Spotlight Alumni

Melissa Weglein '19 MAT ’20

Interview

Melissa Weglien

You have a very unique trajectory for an MAT graduate, securing this job as Learning and Community Collaboration Coordinator for Portland Museum of Art. What attracted you to this position and what path did you take to get there?

I had an interest in alternative settings for art education prior to starting the MAT program. This includes teaching in museums, after school centers, and art education outside of the traditional art classroom. In 2020, I was running summer programming for a camp and as the summer was ending and kids were going back to school, I needed to look for full-time work in my field. This position with the Portland Museum of Art opened up right when I needed it to and it was an opportunity to get into museum education on an entry level.

We offer free tours for any educational groups, be it homeschool, preschool, public, private, college, university, or adult learning. I coordinate our accessibility resources, which includes arranging for ASL interpreters for our public programming, helping define our interpretation, working with a community dialogue specialist, and ensuring multilingual interpretation for a lot of our exhibitions.

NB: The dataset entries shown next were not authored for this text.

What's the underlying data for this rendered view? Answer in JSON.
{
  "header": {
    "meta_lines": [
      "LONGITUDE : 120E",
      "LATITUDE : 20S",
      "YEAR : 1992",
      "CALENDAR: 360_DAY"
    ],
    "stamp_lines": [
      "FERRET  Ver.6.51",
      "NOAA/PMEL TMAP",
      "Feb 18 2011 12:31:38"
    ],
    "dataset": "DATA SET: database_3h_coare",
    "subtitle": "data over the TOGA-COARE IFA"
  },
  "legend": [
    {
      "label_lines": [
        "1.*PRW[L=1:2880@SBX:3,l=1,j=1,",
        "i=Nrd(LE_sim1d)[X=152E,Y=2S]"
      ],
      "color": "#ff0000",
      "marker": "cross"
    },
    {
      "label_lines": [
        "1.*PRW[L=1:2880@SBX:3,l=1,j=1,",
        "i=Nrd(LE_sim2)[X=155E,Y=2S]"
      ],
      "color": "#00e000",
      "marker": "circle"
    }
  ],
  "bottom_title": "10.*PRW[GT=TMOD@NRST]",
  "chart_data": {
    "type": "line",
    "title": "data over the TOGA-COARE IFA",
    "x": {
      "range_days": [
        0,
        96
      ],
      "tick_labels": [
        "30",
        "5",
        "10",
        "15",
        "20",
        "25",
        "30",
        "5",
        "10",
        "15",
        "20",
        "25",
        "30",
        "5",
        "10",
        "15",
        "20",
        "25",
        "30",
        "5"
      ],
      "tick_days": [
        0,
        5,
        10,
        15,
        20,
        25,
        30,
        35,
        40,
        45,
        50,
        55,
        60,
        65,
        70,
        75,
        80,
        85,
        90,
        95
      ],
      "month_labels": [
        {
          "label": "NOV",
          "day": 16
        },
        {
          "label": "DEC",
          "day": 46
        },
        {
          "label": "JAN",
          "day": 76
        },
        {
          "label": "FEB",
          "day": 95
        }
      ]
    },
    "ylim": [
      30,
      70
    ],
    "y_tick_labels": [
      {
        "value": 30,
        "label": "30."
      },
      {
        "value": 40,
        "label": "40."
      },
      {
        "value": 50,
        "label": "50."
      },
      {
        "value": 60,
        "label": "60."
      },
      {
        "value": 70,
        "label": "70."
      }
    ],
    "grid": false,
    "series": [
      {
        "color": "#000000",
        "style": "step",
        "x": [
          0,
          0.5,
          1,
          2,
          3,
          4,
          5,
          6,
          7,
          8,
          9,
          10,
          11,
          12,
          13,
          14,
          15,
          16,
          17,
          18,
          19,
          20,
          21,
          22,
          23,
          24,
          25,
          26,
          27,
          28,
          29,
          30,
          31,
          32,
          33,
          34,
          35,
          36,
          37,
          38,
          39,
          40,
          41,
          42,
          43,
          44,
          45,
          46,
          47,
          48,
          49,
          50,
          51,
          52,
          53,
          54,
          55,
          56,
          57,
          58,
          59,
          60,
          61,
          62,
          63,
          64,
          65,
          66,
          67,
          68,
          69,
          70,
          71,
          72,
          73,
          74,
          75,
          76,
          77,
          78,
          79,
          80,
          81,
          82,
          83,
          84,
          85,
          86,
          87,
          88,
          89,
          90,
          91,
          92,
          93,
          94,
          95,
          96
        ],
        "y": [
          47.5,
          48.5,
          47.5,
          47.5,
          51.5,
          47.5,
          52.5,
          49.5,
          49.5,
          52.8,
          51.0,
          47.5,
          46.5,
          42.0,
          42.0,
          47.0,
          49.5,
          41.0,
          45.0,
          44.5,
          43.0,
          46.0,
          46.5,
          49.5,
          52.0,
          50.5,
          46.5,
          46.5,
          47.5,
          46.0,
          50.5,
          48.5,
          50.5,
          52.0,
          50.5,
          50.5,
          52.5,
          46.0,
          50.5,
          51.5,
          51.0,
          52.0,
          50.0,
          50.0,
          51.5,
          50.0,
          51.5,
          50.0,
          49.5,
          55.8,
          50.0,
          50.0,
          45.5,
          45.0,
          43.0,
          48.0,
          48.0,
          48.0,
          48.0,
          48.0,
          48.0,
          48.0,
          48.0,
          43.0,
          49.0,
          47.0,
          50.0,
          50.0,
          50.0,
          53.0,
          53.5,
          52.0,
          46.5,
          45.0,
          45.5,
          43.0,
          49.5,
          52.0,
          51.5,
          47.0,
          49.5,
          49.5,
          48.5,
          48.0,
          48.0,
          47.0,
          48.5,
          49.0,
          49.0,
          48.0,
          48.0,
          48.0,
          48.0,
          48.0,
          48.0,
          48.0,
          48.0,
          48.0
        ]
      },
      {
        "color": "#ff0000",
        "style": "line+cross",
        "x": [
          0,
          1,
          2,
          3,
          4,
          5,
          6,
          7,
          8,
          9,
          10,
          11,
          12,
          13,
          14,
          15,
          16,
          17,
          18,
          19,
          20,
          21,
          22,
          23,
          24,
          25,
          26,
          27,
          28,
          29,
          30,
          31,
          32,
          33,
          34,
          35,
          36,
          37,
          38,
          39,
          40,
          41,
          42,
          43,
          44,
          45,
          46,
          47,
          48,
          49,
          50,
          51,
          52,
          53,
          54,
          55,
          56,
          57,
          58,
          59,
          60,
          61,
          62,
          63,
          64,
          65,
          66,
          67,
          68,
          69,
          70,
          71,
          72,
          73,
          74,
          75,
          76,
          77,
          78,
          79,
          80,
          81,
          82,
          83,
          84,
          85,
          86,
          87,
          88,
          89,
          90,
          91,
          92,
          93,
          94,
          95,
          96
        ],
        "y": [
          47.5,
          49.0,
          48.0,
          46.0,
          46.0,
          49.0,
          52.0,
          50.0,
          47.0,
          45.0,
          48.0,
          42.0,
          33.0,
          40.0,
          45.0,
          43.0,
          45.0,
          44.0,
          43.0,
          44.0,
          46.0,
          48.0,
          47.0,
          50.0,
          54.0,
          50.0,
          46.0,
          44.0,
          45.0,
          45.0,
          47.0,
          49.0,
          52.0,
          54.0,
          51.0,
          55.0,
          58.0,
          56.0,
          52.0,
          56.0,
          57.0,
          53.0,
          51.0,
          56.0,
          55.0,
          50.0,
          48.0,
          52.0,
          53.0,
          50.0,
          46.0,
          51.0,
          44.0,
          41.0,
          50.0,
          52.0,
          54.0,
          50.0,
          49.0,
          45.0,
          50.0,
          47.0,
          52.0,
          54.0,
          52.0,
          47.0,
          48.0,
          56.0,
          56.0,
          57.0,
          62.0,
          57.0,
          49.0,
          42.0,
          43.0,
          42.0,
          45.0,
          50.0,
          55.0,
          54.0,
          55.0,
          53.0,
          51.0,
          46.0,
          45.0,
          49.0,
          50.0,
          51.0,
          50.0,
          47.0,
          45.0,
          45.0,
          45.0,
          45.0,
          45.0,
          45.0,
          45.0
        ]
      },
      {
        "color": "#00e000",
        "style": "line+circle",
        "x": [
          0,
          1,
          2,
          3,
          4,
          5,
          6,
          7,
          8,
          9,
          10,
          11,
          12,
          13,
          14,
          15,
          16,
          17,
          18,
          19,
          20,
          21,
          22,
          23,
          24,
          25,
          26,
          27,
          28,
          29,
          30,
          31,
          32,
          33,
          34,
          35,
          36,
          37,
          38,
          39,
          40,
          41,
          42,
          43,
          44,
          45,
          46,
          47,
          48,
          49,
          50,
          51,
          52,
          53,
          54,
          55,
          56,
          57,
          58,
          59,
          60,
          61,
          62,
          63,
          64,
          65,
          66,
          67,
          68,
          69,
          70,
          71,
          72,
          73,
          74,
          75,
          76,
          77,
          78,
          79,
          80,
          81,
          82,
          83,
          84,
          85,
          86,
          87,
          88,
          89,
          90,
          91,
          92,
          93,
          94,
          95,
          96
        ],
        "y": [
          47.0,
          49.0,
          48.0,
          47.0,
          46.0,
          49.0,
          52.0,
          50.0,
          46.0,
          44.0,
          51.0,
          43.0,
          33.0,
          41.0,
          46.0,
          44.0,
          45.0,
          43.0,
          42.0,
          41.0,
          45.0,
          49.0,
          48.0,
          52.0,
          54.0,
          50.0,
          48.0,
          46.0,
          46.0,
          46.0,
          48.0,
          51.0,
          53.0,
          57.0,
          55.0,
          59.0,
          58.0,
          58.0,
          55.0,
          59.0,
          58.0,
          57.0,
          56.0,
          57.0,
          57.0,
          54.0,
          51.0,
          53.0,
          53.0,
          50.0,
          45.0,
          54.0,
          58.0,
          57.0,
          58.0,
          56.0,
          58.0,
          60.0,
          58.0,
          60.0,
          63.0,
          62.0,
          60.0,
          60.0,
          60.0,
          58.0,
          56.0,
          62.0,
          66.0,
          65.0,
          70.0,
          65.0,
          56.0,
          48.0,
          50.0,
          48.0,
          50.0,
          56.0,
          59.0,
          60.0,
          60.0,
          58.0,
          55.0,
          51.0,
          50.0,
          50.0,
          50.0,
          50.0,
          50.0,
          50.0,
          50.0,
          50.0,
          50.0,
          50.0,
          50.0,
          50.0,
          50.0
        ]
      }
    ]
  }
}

I’m making sure that we are communicating the needs and the intricacies of our facilities to these schools.

Transitioning from an academic environment to the workplace, especially with a workload like yours, can be daunting. Can you talk about how the MAT program and experience prepared you for that?

The way that I approach setting up the classroom, working with students, designing a program—it’s drawn directly from my values developed in the MAT program. Part of the reason that I was hired was because of my experience in teaching. The PMA needed an experienced teacher who was willing to work with them and help develop the program there. The administrative skills and teaching skills I gained from the MAT program set me up to be successful in my role.

Looking at the pillars of the MAT program, you have collaboration, studio practice, eclecticism, and experiential learning in the field. That’s a lot to develop and maintain all within a 10-month timeframe.

I graduated with a BFA from Maine College of Art & Design and went directly from there into my master’s studies. The way that I approached my BFA was very eclectic. I took as many intro level classes as I could all the way through senior year because I wanted to collect skills and be as varied as possible. Going into the MAT program, I was already prepared to balance the learning, teaching, community organizing, and administrative work because of my education. It was obviously a heavier workload and a lot more intense than the BFA experience, but I was already practiced in juggling all of those balls and was skilled at figuring out how to have one relate to the other.

Through the MAT program, how were you able to nurture the artist and the arts educator inside you? Do you think that those aspects of yourself still exist individually or, do they compliment each other more now?

After graduate school, my personal practice changed a lot and it can sometimes be hard to keep up with for many different reasons. Every time you go through a major transition in life, things like that tend to fall to the wayside. When I would change jobs or something major would happen in my life, sometimes my practice would fall away or change. What I’ve realized is that I still enjoy making. I personally have a lot of nervous energy that I need to channel somehow. I use all of the skills that I’ve collected and I am thinking about color, thinking about making, and thinking about why I want to make things and how I want to make them. A lot of people can get bogged down in the transition from being a student artist to having to go out and earn a living and some aren’t necessarily as lucky to work in a field or job that really fuels them. It’s important to keep that practice of making when you have time so that you can still feed your need for creativity.

What advice do you have for anyone who’s considering a career in arts education and why is Maine College of Art & Design such an appealing choice?

Know your values as an artist, know your values as an educator, and teach from that. I think there is an emphasis for art teachers to be the holders of all the information, and I realized in my own practice that I don’t know everything and I don’t have the capacity to learn everything. So positioning myself as someone who runs experiments and learns in the process and learns with my students was very important for me.

As far as choosing Maine College of Art & Design, the amount of experimentation in the program and the different voices that they bring into teaching helps you to discover what your values are and you know what you like in a classroom versus what you don’t like. I really admire how they hold classroom education in alternative settings in such high regard. There is just as much value in community education as there is in classroom education, and I really appreciated that that was part of the curriculum. I didn’t feel like if I wasn’t in the classroom, I wasn’t a teacher because we had voices from all across the field informing our education in the MAT program.